To witch the world with wondrous horsemanship.

Verse, in short, is that finishing, and rounding, and "tuneful planetting" of tne poet's creations, which is produced of necessity by the smooth tendencies of their energy or inward working, and the harmonious dance into which they are attracted round

the orb of the beautiful. Poetry, in its complete sympathy with beauty, must, of necessity, leave no sense of the beautiful, and no power over its forms, unmanifested; and verse flows as inevitably from this condition of its integrity, as other laws of proportion do from any other kind of embodiment of beauty (say that of the human figure), however free and various the movements may be that play within their limits. What great poet ever wrote his poems in prose? or where is a good prose poem, of any length, to be found? The poetry of the Bible is understood to be in verse, in the original. Mr. Hazlitt has said a good word for those prose enlargements of some fine old song, which are known by the name of Ossian; and in passages they deserve what he said; but he judiciously abstained from saying anything about the form. Is Gesner's Death of Abel a poem? or Hervey's Meditations? The Pilgrim's Progress has been called one; and, undoubtedly, Bunyan had a genius which tended to make him a poet, and one of no mean order: and yet it was of as ungenerous and low a sort as was compatible with so lofty an affinity; and this is the reason why it stopped where it did. He had a craving after the beautiful, but not enough of it in himself to echo to its music. On the other hand, the possession of the beautiful will not be sufficient without force to utter it. The author of Telemachus had a soul full of beauty and tenderness.
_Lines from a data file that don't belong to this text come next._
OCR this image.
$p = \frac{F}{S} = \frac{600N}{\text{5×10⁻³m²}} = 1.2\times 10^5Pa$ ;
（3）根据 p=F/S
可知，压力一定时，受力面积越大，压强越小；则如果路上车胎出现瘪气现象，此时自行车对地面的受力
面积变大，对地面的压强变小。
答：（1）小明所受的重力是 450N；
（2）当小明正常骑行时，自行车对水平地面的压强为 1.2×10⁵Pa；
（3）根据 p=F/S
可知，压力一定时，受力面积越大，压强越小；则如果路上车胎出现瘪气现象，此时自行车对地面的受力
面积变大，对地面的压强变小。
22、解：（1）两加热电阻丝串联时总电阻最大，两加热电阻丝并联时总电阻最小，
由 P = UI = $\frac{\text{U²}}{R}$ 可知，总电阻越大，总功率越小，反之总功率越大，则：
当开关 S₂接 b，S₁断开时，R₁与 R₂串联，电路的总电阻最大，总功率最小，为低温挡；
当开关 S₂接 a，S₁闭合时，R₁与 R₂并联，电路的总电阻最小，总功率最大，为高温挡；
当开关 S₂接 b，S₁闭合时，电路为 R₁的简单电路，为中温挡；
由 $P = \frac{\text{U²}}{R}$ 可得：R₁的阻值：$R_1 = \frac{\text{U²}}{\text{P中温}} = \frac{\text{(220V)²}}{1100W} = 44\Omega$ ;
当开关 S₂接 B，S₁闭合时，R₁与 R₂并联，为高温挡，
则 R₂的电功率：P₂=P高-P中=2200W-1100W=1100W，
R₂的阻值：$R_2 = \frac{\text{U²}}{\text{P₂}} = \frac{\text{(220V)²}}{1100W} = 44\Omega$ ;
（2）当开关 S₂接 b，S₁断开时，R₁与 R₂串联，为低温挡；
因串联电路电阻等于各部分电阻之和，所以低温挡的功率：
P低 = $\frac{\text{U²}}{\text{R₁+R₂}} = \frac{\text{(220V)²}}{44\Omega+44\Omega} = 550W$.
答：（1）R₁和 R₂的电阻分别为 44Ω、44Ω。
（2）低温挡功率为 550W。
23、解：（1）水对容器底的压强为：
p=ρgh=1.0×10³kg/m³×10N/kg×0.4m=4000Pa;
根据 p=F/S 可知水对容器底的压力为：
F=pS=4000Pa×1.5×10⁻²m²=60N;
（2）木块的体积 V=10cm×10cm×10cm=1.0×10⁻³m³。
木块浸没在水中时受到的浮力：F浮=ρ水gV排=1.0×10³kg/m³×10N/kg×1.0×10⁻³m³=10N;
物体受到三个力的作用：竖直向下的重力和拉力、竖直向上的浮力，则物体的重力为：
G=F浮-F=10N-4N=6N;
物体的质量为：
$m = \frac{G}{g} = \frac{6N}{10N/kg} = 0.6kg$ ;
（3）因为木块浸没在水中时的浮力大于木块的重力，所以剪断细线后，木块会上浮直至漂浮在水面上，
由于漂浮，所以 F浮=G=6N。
He was not a man who, if he had had a wife and children, would have run away from them, as Bunyan's hero did, to get a place by himself in heaven. He was "a little lower than the angels," like our own Bishop Jewells and Berkeleys; and yet he was no poet. He was too delicately, not to say feebly, absorbed in his devotions, to join in the energies of the seraphic choir.
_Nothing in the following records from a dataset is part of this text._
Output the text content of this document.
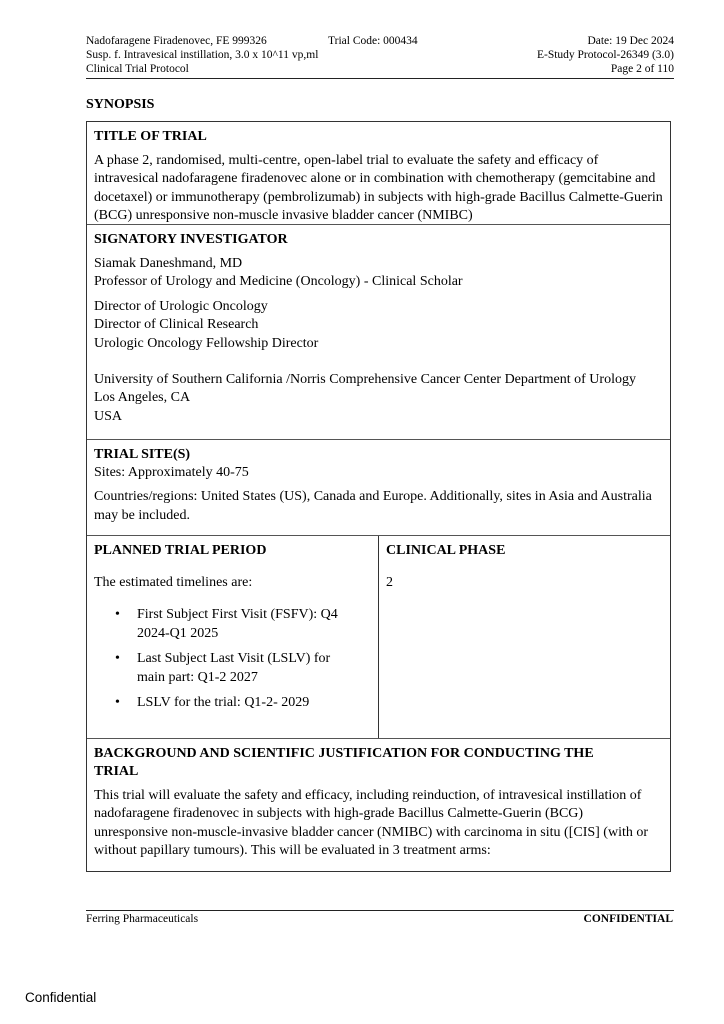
Nadofaragene Firadenovec, FE 999326	Trial Code: 000434	Date: 19 Dec 2024
Susp. f. Intravesical instillation, 3.0 x 10^11 vp,ml	E-Study Protocol-26349 (3.0)
Clinical Trial Protocol	Page 2 of 110
SYNOPSIS
TITLE OF TRIAL

A phase 2, randomised, multi-centre, open-label trial to evaluate the safety and efficacy of intravesical nadofaragene firadenovec alone or in combination with chemotherapy (gemcitabine and docetaxel) or immunotherapy (pembrolizumab) in subjects with high-grade Bacillus Calmette-Guerin (BCG) unresponsive non-muscle invasive bladder cancer (NMIBC)

SIGNATORY INVESTIGATOR

Siamak Daneshmand, MD

Professor of Urology and Medicine (Oncology) - Clinical Scholar

Director of Urologic Oncology

Director of Clinical Research

Urologic Oncology Fellowship Director

University of Southern California /Norris Comprehensive Cancer Center Department of Urology

Los Angeles, CA

USA

TRIAL SITE(S)

Sites: Approximately 40-75

Countries/regions: United States (US), Canada and Europe. Additionally, sites in Asia and Australia may be included.

PLANNED TRIAL PERIOD

The estimated timelines are:

• First Subject First Visit (FSFV): Q4 2024-Q1 2025
• Last Subject Last Visit (LSLV) for main part: Q1-2 2027
• LSLV for the trial: Q1-2- 2029
CLINICAL PHASE

2

BACKGROUND AND SCIENTIFIC JUSTIFICATION FOR CONDUCTING THE TRIAL

This trial will evaluate the safety and efficacy, including reinduction, of intravesical instillation of nadofaragene firadenovec in subjects with high-grade Bacillus Calmette-Guerin (BCG) unresponsive non-muscle-invasive bladder cancer (NMIBC) with carcinoma in situ ([CIS] (with or without papillary tumours). This will be evaluated in 3 treatment arms:

Ferring Pharmaceuticals	CONFIDENTIAL
Confidential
Every poet, then, is a versifier; every fine poet an excellent one; and he is the best whose verse exhibits the greatest amount of strength, sweetness, straightforwardness, unsuperfluousness, variety, and oneness;―oneness, that is to say, consistency, in the general impression, metrical and moral; and variety, or every pertinent diversity of tone and rhythm, in the process. Strength is the muscle

of verse, and shows itself in the number and force of the marked syllables; as,

Sonorous mètal blòwing màrtial sounds.

Paradise Lost.

Behemoth, biggest born of eàrth, ùphèav'd
His vastness.

Id.

Blow winds and cràck your chèeks! ràge! blòw!

You càtărăcts and hurricànoes, spòut,

Till you have drènch'd our steeples, dròwn'd the còcks!